SELECT gp_segment_id, * FROM file_test_ext_5_read;

 gp_segment_id | id |  data  
---------------+----+--------
             0 |  1 | row 1
             0 |  2 | row 2
             0 |  3 | row 3
             0 |  4 | row 4
             0 |  5 | row 5
             0 |  6 | row 6
             0 |  7 | row 7
             0 |  8 | row 8
             0 |  9 | row 9
             0 | 10 | row 10
             1 | 11 | row 11
             1 | 12 | row 12
             1 | 13 | row 13
             1 | 14 | row 14
             1 | 15 | row 15
             1 | 16 | row 16
             1 | 17 | row 17
             1 | 18 | row 18
             1 | 19 | row 19
             1 | 20 | row 20
(20 rows)

If data is loaded into the database, using the INSERT INTO … SELECT FROM … syntax, the data is distributed the same way like any other data loading.

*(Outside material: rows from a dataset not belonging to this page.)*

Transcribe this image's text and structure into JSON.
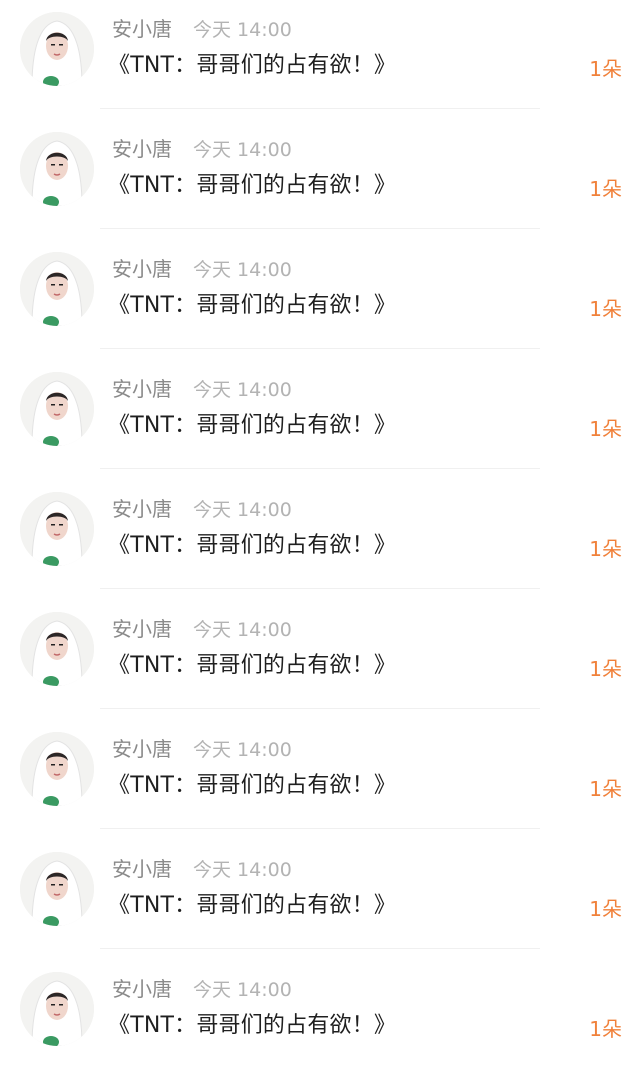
{
  "colors": {
    "name": "#8a8a8a",
    "time": "#b3b3b3",
    "title": "#1f1f1f",
    "count": "#f0813b",
    "divider": "#f0f0f0"
  },
  "items": [
    {
      "avatar_icon": "user-avatar-photo",
      "name": "安小唐",
      "time": "今天 14:00",
      "title": "《TNT：哥哥们的占有欲！》",
      "count": "1朵"
    },
    {
      "avatar_icon": "user-avatar-photo",
      "name": "安小唐",
      "time": "今天 14:00",
      "title": "《TNT：哥哥们的占有欲！》",
      "count": "1朵"
    },
    {
      "avatar_icon": "user-avatar-photo",
      "name": "安小唐",
      "time": "今天 14:00",
      "title": "《TNT：哥哥们的占有欲！》",
      "count": "1朵"
    },
    {
      "avatar_icon": "user-avatar-photo",
      "name": "安小唐",
      "time": "今天 14:00",
      "title": "《TNT：哥哥们的占有欲！》",
      "count": "1朵"
    },
    {
      "avatar_icon": "user-avatar-photo",
      "name": "安小唐",
      "time": "今天 14:00",
      "title": "《TNT：哥哥们的占有欲！》",
      "count": "1朵"
    },
    {
      "avatar_icon": "user-avatar-photo",
      "name": "安小唐",
      "time": "今天 14:00",
      "title": "《TNT：哥哥们的占有欲！》",
      "count": "1朵"
    },
    {
      "avatar_icon": "user-avatar-photo",
      "name": "安小唐",
      "time": "今天 14:00",
      "title": "《TNT：哥哥们的占有欲！》",
      "count": "1朵"
    },
    {
      "avatar_icon": "user-avatar-photo",
      "name": "安小唐",
      "time": "今天 14:00",
      "title": "《TNT：哥哥们的占有欲！》",
      "count": "1朵"
    },
    {
      "avatar_icon": "user-avatar-photo",
      "name": "安小唐",
      "time": "今天 14:00",
      "title": "《TNT：哥哥们的占有欲！》",
      "count": "1朵"
    }
  ]
}
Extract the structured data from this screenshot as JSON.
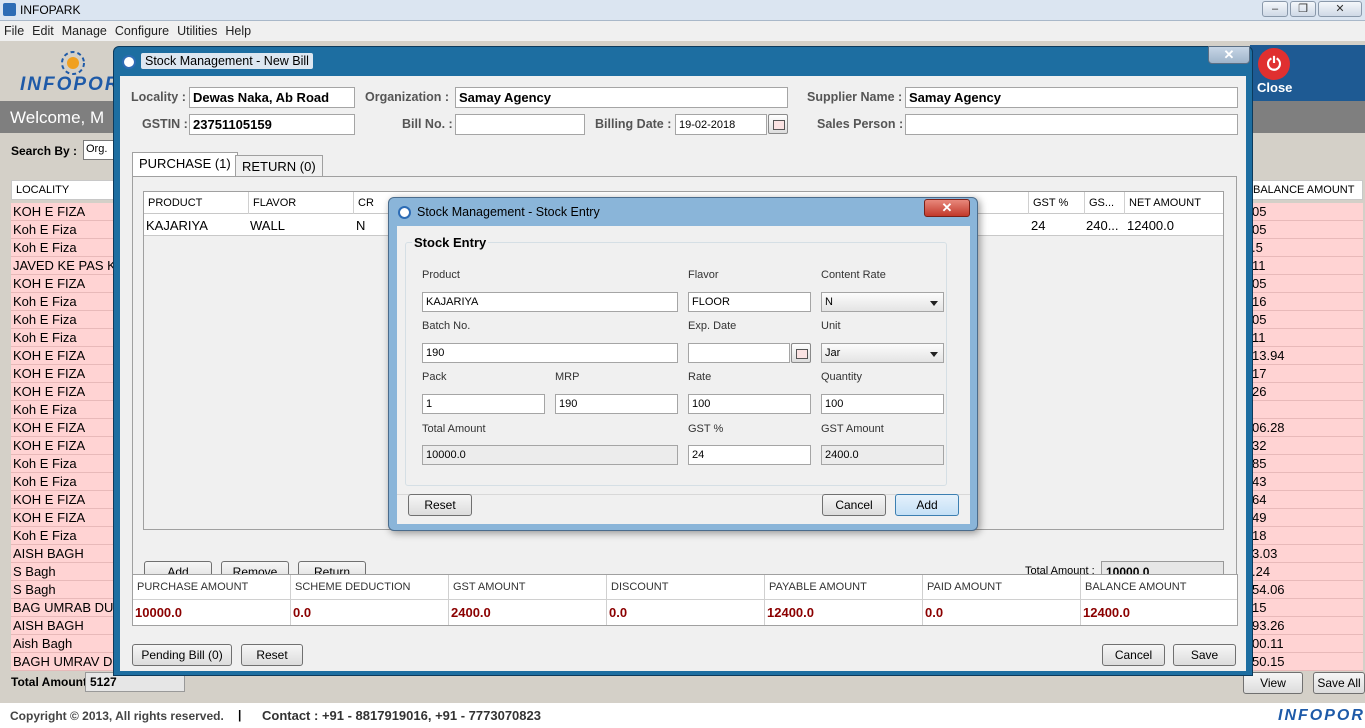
{
  "app": {
    "title": "INFOPARK",
    "window_controls": [
      "‒",
      "❐",
      "✕"
    ]
  },
  "menu": [
    "File",
    "Edit",
    "Manage",
    "Configure",
    "Utilities",
    "Help"
  ],
  "background": {
    "logo_text": "INFOPOR",
    "welcome": "Welcome,  M",
    "close_label": "Close",
    "search_by_label": "Search By :",
    "search_by_value": "Org.",
    "locality_header": "LOCALITY",
    "localities": [
      "KOH E FIZA",
      "Koh E Fiza",
      "Koh E Fiza",
      "JAVED KE PAS K",
      "KOH E FIZA",
      "Koh E Fiza",
      "Koh E Fiza",
      "Koh E Fiza",
      "KOH E FIZA",
      "KOH E FIZA",
      "KOH E FIZA",
      "Koh E Fiza",
      "KOH E FIZA",
      "KOH E FIZA",
      "Koh E Fiza",
      "Koh E Fiza",
      "KOH E FIZA",
      "KOH E FIZA",
      "Koh E Fiza",
      "AISH BAGH",
      "S Bagh",
      "S Bagh",
      "BAG UMRAB DUI",
      "AISH BAGH",
      "Aish Bagh",
      "BAGH UMRAV DI"
    ],
    "balance_header": "BALANCE AMOUNT",
    "balances": [
      "05",
      "05",
      ".5",
      "11",
      "05",
      "16",
      "05",
      "11",
      "13.94",
      "17",
      "26",
      "",
      "06.28",
      "32",
      "85",
      "43",
      "64",
      "49",
      "18",
      "3.03",
      ".24",
      "54.06",
      "15",
      "93.26",
      "00.11",
      "50.15"
    ],
    "total_amount_label": "Total Amount :",
    "total_amount_value": "5127",
    "view_button": "View",
    "save_all_button": "Save All"
  },
  "footer": {
    "copyright": "Copyright © 2013, All rights reserved.",
    "separator": "|",
    "contact": "Contact : +91 - 8817919016, +91 - 7773070823",
    "brand": "INFOPOR"
  },
  "new_bill": {
    "title": "Stock Management - New Bill",
    "close": "✕",
    "locality_label": "Locality :",
    "locality_value": "Dewas Naka, Ab Road",
    "organization_label": "Organization :",
    "organization_value": "Samay Agency",
    "supplier_label": "Supplier Name :",
    "supplier_value": "Samay Agency",
    "gstin_label": "GSTIN :",
    "gstin_value": "23751105159",
    "bill_no_label": "Bill No. :",
    "bill_no_value": "",
    "billing_date_label": "Billing Date :",
    "billing_date_value": "19-02-2018",
    "sales_person_label": "Sales Person :",
    "sales_person_value": "",
    "tabs": [
      "PURCHASE (1)",
      "RETURN (0)"
    ],
    "grid_headers": {
      "product": "PRODUCT",
      "flavor": "FLAVOR",
      "cr": "CR",
      "gst_pct": "GST %",
      "gst_short": "GS...",
      "net_amount": "NET AMOUNT"
    },
    "grid_row": {
      "product": "KAJARIYA",
      "flavor": "WALL",
      "cr": "N",
      "gst_pct": "24",
      "gst_amt": "240...",
      "net_amount": "12400.0"
    },
    "add_button": "Add",
    "remove_button": "Remove",
    "return_button": "Return",
    "total_amount_label": "Total Amount :",
    "total_amount_value": "10000.0",
    "summary_headers": [
      "PURCHASE AMOUNT",
      "SCHEME DEDUCTION",
      "GST AMOUNT",
      "DISCOUNT",
      "PAYABLE AMOUNT",
      "PAID AMOUNT",
      "BALANCE AMOUNT"
    ],
    "summary_values": [
      "10000.0",
      "0.0",
      "2400.0",
      "0.0",
      "12400.0",
      "0.0",
      "12400.0"
    ],
    "pending_bill_button": "Pending Bill (0)",
    "reset_button": "Reset",
    "cancel_button": "Cancel",
    "save_button": "Save"
  },
  "stock_entry": {
    "title": "Stock Management - Stock Entry",
    "group_title": "Stock Entry",
    "product_label": "Product",
    "product_value": "KAJARIYA",
    "flavor_label": "Flavor",
    "flavor_value": "FLOOR",
    "content_rate_label": "Content Rate",
    "content_rate_value": "N",
    "batch_label": "Batch No.",
    "batch_value": "190",
    "exp_date_label": "Exp. Date",
    "exp_date_value": "",
    "unit_label": "Unit",
    "unit_value": "Jar",
    "pack_label": "Pack",
    "pack_value": "1",
    "mrp_label": "MRP",
    "mrp_value": "190",
    "rate_label": "Rate",
    "rate_value": "100",
    "quantity_label": "Quantity",
    "quantity_value": "100",
    "total_amount_label": "Total Amount",
    "total_amount_value": "10000.0",
    "gst_pct_label": "GST %",
    "gst_pct_value": "24",
    "gst_amount_label": "GST Amount",
    "gst_amount_value": "2400.0",
    "reset_button": "Reset",
    "cancel_button": "Cancel",
    "add_button": "Add"
  }
}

The database segments will figure out the target segment based on the distribution key, and send the data to the corresponding segments. In the following example, data is read from two files, and written into the internal table created in question 1:

TRUNCATE TABLE file_test_int;

DROP EXTERNAL TABLE IF EXISTS file_test_ext_1_read;
CREATE READABLE EXTERNAL TABLE file_test_ext_1_read (
  LIKE file_test_int
)
LOCATION ('file://gpdb:5432/data/source/input_data_1.csv',
          'file://gpdb:5432/data/source/input_data_2.csv')
FORMAT 'CSV' (HEADER DELIMITER AS ',');

INSERT INTO file_test_int SELECT * FROM file_test_ext_1_read;

The data in the internal table, sorted by gp_segment_id, shows that the data is distributed evenly.

SELECT gp_segment_id,* FROM file_test_int ORDER BY gp_segment_id;
 gp_segment_id | id |  data  
---------------+----+--------
             0 |  3 | row 3
             0 |  5 | row 5
             0 |  7 | row 7
             0 |  9 | row 9
             0 | 11 | row 11
             0 | 13 | row 13
             0 | 15 | row 15
             0 | 17 | row 17
             0 | 19 | row 19
             0 |  1 | row 1
             1 |  4 | row 4
             1 |  6 | row 6
             1 |  8 | row 8
             1 | 10 | row 10
             1 | 12 | row 12
             1 | 14 | row 14
             1 | 16 | row 16
             1 | 18 | row 18
             1 | 20 | row 20
             1 |  2 | row 2
(20 rows)

The same data, sorted by id, shows that it is spread out according to the distribution key.

test=# SELECT gp_segment_id,* FROM file_test_int ORDER BY id;
 gp_segment_id | id |  data  
---------------+----+--------
             0 |  1 | row 1
             1 |  2 | row 2
             0 |  3 | row 3
             1 |  4 | row 4
             0 |  5 | row 5
             1 |  6 | row 6
             0 |  7 | row 7
             1 |  8 | row 8
             0 |  9 | row 9
             1 | 10 | row 10
             0 | 11 | row 11
             1 | 12 | row 12
             0 | 13 | row 13
             1 | 14 | row 14
             0 | 15 | row 15
             1 | 16 | row 16
             0 | 17 | row 17
             1 | 18 | row 18
             0 | 19 | row 19
             1 | 20 | row 20
(20 rows)

row 11 was read from the external table with gp_segment_id=1, but resides in the table on gp_segment_id=0.

8. If two segments on the same host read the same file, what will happen?

The database will reject the external table:

CREATE READABLE EXTERNAL TABLE file_test_ext_8_read (
  LIKE file_test_int
)
LOCATION ('file://gpdb:40000/data/source/input_data_1.csv',
          'file://gpdb:40000/data/source/input_data_1.csv')
FORMAT 'CSV' (HEADER DELIMITER AS ',');
ERROR:  location uri "file://gpdb:40000/data/source/input_data_1.csv" appears more than once

9. Is it possible to load the same data file more than once, in the same table definition?

See question 8, the database will reject a table definition which maps to the same file twice.